Way back I talked about African fabrics, and it sure took a while before I put that thought into action. I bought this genuine wax print from Ebay.co.uk and was very impressed with how rich the print is, and it’s just as prominent on both sides. I don’t know how they do that, but I guess the colour must run very deep.
The fabric was stiff before washing, but afterwards it feels like all the residue is gone. I wouldn’t use this fabric for flowing styles, but for pants, straights skirts and fitted dresses I think wax batik fabric would work fine.

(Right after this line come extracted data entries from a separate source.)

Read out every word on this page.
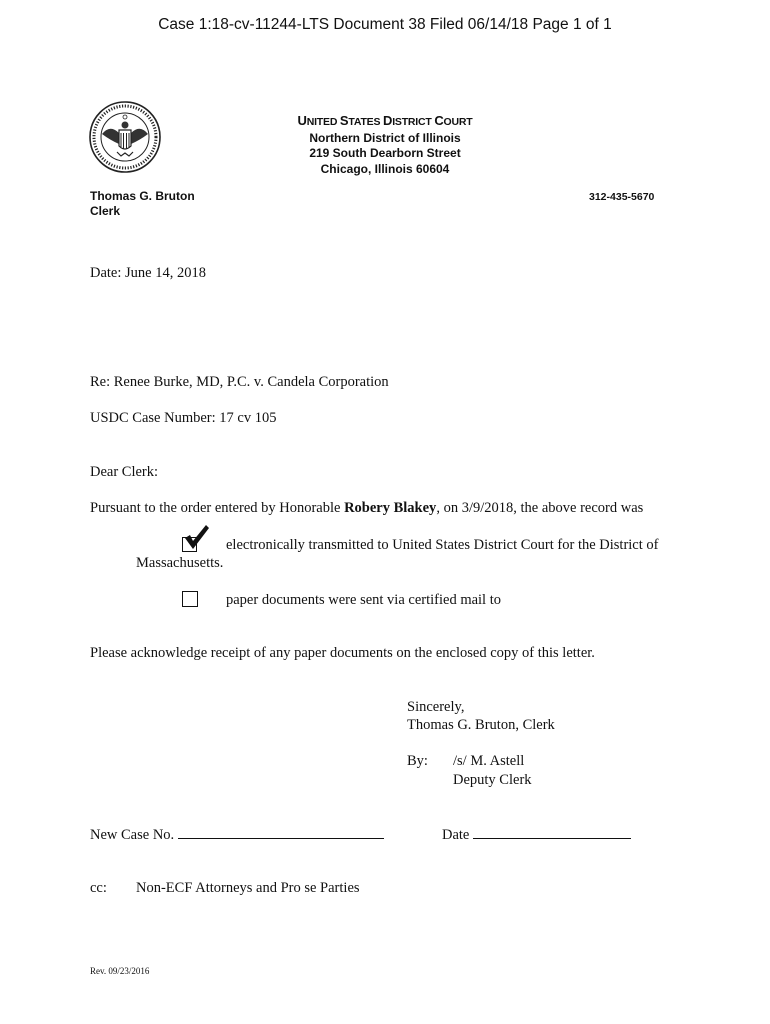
Case 1:18-cv-11244-LTS Document 38 Filed 06/14/18 Page 1 of 1
UNITED STATES DISTRICT COURT
Northern District of Illinois
219 South Dearborn Street
Chicago, Illinois 60604
Thomas G. Bruton
Clerk
312-435-5670
Date: June 14, 2018
Re: Renee Burke, MD, P.C. v. Candela Corporation
USDC Case Number: 17 cv 105
Dear Clerk:
Pursuant to the order entered by Honorable Robery Blakey, on 3/9/2018, the above record was
electronically transmitted to United States District Court for the District of
Massachusetts.
paper documents were sent via certified mail to
Please acknowledge receipt of any paper documents on the enclosed copy of this letter.
Sincerely,
Thomas G. Bruton, Clerk
By: /s/ M. Astell
Deputy Clerk
New Case No.	Date
cc: Non-ECF Attorneys and Pro se Parties
Rev. 09/23/2016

The pattern is from Burda magazine issue 2010/10. The waist lacks waistband, instead the design calls for facing. But I used grosgrain ribbon and will post a tutorial on that soon. The only thing that didn’t work out perfectly was the side pockets, I never seem to get them to lie flat. Perhaps the issue wasn’t helped by the fact that I forgot to use interfacing, but even when I do I still get the same issue with gaping. And advice would be deeply appreciated.